Travel restrictions have been enacted across China, as a preventive measure against the spread of the new, dreaded disease. The restrictions, which some have decried as "hardcore," include sealing off roads and implementing approval systems for interregional transportation. Other containment measures include shutting down public spaces and barring residents from leaving their homes.
According to beekeepers, the travel restrictions have prevented them from carrying their hives and bee colonies to the country’s southwestern provinces where the bees usually feed during this time of the year.
As a result, beekeepers like Mo Jiakai are seeing their colonies starve. Mo noted that the recent travel bans have prevented him and his wife – as well as other beekeepers in their area – from bringing their bees to their feeding grounds.
“We would have to go into quarantine for 14 days upon our arrival, which means the hives would be left to starve and die,” said Mo, who has been in the beekeeping business for more than two decades.
Zhang Miaoyan, a beekeeper from Zhejiang Province, shares the same sentiments, adding that her bees have been starving for over 20 days.
“We beekeepers always say that we are in a bitter-sweet business. But this year, probably it is all bitterness,” Zhang said.
Zhang's statement carries a sting with it, as it has been reported that Liu Decheng, a beekeeper from Sichuan province, had killed himself after his bees died of starvation due to the recently instituted travel restrictions.

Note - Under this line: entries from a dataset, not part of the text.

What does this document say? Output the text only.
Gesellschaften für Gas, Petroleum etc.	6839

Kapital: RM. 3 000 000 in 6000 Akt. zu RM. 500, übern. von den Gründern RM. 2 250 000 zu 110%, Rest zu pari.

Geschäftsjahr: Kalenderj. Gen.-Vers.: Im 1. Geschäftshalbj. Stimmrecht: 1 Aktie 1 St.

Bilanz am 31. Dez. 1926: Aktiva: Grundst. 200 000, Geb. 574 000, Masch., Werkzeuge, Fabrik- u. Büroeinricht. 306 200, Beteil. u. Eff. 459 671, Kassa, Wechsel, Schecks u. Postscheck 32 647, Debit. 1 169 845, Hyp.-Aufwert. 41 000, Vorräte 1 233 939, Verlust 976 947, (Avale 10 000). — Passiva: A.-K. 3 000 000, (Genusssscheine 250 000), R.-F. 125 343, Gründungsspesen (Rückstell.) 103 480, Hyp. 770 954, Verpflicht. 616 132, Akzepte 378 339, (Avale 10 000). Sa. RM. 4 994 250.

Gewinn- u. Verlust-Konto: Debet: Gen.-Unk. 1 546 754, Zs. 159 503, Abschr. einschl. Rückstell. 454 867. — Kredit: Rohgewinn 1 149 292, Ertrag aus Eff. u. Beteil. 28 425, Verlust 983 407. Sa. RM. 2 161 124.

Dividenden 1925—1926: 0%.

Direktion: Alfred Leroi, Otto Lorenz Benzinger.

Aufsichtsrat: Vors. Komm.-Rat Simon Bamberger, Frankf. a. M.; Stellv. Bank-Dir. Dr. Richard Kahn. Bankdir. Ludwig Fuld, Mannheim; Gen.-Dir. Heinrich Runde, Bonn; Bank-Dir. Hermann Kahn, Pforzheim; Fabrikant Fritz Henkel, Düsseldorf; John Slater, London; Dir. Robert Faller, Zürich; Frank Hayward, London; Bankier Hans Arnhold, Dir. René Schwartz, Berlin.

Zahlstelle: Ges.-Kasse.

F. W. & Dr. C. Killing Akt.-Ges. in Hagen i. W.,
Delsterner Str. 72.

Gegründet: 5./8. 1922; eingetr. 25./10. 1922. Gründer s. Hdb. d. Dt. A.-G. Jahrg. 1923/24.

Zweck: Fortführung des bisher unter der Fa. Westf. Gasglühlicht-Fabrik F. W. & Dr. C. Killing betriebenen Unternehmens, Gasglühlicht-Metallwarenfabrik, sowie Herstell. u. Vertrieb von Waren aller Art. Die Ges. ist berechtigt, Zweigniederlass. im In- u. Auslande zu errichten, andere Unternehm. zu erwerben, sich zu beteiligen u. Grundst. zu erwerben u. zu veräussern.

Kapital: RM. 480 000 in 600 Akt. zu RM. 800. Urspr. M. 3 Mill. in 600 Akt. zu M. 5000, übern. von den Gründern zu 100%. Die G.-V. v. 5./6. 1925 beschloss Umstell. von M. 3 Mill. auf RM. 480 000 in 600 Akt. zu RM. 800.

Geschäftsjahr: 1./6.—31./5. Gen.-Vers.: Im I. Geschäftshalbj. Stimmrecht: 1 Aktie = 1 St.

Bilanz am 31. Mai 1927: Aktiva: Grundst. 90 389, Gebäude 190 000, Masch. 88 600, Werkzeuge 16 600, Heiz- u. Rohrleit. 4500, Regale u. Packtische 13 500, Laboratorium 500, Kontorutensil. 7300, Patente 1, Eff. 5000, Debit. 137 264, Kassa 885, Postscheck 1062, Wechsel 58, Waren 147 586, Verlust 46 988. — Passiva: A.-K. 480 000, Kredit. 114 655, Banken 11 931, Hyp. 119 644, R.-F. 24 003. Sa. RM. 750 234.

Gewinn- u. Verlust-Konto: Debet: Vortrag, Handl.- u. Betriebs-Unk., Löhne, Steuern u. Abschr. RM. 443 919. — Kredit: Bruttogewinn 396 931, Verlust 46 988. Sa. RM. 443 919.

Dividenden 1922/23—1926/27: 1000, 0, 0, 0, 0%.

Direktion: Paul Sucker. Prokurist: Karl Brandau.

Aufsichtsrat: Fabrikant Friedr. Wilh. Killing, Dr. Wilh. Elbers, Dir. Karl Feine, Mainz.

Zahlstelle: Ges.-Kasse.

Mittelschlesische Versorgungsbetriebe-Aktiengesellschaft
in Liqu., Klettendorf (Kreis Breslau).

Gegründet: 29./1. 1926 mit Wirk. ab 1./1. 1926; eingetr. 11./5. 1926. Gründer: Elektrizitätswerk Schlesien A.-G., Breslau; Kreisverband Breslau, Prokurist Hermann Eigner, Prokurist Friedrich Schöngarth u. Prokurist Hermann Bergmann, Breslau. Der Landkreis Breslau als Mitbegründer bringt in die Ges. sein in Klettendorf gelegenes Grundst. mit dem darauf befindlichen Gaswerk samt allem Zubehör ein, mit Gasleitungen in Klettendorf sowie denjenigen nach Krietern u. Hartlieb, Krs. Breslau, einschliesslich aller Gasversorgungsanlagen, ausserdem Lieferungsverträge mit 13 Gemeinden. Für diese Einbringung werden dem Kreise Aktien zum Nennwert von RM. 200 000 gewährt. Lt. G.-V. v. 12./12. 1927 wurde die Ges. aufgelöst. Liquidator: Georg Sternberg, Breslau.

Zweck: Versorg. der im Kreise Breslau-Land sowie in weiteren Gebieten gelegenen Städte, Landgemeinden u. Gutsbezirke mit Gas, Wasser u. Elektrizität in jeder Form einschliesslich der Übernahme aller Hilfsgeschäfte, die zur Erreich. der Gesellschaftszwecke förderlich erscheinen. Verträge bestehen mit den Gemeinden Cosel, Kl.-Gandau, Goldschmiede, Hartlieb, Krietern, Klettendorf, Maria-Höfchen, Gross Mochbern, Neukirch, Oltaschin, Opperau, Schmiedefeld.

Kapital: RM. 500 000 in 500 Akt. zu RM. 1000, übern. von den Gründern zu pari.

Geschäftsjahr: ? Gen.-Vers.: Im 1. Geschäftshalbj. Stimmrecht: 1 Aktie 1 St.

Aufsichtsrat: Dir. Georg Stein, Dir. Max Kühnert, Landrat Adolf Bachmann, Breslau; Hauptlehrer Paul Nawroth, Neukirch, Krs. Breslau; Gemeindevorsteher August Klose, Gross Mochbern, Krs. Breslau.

Mo, Zhang and the late Liu are among the roughly 300,000 commercial beekeepers in China, many of whom have been struggling to keep their businesses afloat in the wake of the COVID-19 pandemic.
China has over nine million managed bee colonies, which produce about 500,000 tons of honey annually – about a fourth of the global output. Of that, it exports roughly 100,000 tons to places such as the United States and Europe, as well as other Asian nations. (Related: Bee warfare: Domesticated honey bees spread viruses on plants, driving wild bumblebees to extinction.)
The central Chinese government, through the Ministry of Agriculture and Rural Affairs, the Ministry of Transport, as well as the National Development and Reform Commission, has asked local government units in the provinces to minimize disruptions to their agricultural sector, pertaining to the transportation of animal feed, livestock and bees. However, its implementation has been slow.
In a bid to help the embattled beekeepers, the Apicultural Science Association of China has urged beekeepers to contact local authorities if they need to move or arrange feeding trips.
In addition to disrupting the honey industry, the series of travel bans are also affecting other crops, specifically those that are heavily dependent on bees for their pollination.
Currently, out of the 100 crops that make up about 90 percent of the food eaten around the world, 71 rely on bees for reproduction. This is according to data from the United Nations Food and Agriculture Association.
This figure includes about 85 percent of the fruits produced in China, such as apples, oranges and grapes.
“The honeybee plays an irreplaceable role in growing almonds, pears and peaches as well as strawberries in greenhouses,” said Wu Jie, former director of the Institute of Apicultural Research under the Chinese Academy of Agricultural Sciences, adding that the production and quality of fruit would be lower without these beneficial insects.